Indeed, the overhead of checking overflow (which generally amounts to a few percentage points) is all about missed optimization opportunities due to the need for precise reporting of overflow errors. It has nothing whatsoever to do with the actual ISA, at least assuming a reasonable compiler.


>It has nothing whatsoever to do with the actual ISA

RISC-V doesn't have a flags register. This is an actual advantage: Superscalar microarchitecture implementations do not need to keep track of who set what flag.

This was a very conscious, carefully weighted decision, which presents a net win. One decision of many RISC-V designers had to make.

There's better and worse ways for an ISA to do something. For every ISA decision, implementations (small and large) will either benefit or have to work around.

You'll hear a lot of people insist that ISA doesn't matter; they're provably clueless.


>You'll hear a lot of people insist that ISA doesn't matter; they're provably clueless.

One of them being Torvalds, the transmeta guy (also known for Git, and a couple other hobby projects)

Now I tend to fall on your side of this argument, but I have to say I'd like to see the formal proof of cluelessness :)

Having read previous iterations of the same arguments, I've yet to see anything quite that decisive.


On ISA design, it is just so wrong to endorse the opinion of a single person. ISA design has three significant parties of interest: IC designers, compiler authors, and software developers.

No one can master these three fields all at once. No one. Not even Linus (who would be a master software developer + a decent compiler specialist).


>One of them being Torvalds, the transmeta guy (also known for Git, and a couple other hobby projects)

A very capable person no doubt, but also one that's well-known to be wrong[0] about topics he is not an expert at.
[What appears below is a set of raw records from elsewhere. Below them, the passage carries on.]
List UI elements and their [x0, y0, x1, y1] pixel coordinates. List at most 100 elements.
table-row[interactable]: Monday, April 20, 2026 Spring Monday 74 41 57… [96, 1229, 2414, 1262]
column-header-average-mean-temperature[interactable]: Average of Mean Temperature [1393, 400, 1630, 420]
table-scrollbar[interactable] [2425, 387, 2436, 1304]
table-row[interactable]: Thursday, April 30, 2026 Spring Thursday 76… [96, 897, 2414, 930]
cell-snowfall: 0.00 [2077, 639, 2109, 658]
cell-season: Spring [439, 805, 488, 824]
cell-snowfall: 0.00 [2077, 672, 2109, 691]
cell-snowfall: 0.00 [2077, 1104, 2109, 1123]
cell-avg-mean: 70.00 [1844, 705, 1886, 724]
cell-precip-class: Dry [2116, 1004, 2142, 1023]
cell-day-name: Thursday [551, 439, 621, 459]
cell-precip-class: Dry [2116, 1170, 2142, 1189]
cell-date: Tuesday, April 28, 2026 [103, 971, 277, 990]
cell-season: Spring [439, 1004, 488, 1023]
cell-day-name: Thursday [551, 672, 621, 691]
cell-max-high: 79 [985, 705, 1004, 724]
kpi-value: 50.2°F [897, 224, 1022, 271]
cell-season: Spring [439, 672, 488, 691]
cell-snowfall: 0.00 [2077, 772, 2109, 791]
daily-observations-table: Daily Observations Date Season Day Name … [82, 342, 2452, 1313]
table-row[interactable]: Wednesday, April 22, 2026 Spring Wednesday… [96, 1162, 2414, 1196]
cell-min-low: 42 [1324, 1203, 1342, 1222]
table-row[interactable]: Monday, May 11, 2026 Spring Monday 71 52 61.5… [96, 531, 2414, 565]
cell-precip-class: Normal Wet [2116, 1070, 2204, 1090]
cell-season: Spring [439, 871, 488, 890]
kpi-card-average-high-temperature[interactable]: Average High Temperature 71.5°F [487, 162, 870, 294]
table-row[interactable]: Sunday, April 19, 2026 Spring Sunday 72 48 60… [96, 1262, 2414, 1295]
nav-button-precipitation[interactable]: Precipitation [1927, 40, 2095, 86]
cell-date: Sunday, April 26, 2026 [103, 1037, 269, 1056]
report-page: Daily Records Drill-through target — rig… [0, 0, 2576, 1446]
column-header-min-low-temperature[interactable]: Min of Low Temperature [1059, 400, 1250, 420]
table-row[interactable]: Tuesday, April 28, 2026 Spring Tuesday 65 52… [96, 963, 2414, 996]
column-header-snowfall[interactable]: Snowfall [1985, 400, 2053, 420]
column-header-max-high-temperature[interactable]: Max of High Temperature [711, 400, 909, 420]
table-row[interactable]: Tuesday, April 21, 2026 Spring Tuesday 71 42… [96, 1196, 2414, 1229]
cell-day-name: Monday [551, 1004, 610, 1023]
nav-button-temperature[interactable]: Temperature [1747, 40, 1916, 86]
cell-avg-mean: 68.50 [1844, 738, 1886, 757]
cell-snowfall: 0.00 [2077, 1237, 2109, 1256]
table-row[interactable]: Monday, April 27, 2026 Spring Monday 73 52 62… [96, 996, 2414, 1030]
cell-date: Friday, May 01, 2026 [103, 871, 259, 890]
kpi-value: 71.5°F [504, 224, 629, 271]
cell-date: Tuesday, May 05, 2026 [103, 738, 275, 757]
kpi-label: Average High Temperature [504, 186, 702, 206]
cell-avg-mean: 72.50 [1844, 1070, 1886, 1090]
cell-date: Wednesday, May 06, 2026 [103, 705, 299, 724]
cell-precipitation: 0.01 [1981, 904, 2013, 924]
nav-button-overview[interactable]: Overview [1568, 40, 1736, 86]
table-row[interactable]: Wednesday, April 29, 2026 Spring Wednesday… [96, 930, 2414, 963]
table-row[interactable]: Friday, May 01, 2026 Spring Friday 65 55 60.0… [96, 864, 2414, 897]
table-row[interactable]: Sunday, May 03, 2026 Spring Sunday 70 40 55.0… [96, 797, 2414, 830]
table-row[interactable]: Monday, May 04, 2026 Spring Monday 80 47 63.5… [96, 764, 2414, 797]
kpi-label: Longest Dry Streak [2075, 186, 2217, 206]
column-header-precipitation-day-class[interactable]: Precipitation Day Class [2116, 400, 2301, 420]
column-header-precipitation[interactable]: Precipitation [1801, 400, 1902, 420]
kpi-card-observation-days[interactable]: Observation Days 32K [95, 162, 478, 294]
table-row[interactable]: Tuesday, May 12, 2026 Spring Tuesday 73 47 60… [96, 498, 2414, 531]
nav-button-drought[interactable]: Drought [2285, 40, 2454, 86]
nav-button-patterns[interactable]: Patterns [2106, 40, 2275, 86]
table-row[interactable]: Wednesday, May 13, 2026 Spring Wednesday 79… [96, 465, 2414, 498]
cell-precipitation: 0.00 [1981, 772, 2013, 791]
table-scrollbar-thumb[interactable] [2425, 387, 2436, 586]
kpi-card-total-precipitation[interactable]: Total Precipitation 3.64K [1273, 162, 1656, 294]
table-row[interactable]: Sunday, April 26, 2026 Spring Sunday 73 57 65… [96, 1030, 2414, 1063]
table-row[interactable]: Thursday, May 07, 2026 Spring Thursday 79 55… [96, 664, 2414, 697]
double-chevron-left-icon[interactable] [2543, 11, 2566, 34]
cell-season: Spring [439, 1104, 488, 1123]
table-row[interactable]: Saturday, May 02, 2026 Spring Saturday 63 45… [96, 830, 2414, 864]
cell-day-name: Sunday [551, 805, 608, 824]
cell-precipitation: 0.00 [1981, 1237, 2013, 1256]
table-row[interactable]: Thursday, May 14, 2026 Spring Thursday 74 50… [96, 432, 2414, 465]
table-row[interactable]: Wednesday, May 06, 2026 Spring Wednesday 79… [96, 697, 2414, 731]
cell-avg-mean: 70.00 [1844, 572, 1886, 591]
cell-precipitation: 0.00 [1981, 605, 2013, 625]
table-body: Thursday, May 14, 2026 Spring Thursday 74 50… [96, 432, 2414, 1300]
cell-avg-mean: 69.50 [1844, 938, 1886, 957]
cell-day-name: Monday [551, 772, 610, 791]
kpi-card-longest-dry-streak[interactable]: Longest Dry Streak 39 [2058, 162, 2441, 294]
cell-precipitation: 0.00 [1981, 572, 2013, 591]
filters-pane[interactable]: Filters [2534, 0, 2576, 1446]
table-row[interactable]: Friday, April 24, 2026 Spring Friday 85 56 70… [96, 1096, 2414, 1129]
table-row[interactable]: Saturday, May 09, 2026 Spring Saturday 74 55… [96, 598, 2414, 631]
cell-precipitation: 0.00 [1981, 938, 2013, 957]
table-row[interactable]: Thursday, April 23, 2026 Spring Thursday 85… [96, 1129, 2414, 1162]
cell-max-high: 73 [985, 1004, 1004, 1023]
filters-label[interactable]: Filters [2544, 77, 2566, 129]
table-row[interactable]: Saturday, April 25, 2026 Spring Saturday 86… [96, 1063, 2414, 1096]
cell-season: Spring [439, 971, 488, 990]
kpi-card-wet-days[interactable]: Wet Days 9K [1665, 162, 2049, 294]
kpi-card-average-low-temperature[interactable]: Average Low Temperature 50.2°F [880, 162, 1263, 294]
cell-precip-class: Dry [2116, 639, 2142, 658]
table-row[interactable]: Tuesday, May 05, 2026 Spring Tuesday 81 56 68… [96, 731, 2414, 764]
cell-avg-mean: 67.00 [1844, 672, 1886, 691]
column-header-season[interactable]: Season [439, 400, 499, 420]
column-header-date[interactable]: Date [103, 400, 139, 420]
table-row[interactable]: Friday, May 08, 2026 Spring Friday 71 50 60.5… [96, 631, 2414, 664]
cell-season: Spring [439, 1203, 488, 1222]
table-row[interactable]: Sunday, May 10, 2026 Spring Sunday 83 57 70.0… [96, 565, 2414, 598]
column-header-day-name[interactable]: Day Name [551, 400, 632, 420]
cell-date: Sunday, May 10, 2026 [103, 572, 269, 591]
0. https://www.cosy.sbg.ac.at/~clausen/PVSE2006/linus-rebuttal....


Jim Keller has said ISA doesn't really matter beyond something like 15 necessary extensions.


Same Jim Keller has great things to say about RISC-V.

Which, by the way, includes mention of much attention these few important instructions (not extensions) got.


It is low overhead. But the 'zero cost abstractions'/'zero overhead [...]' crowd continues to blanch even at such low overhead. When you design a CPU for the masses, it is your responsibility to consider what they will do with it. The social factors are significant; not just the technical ones.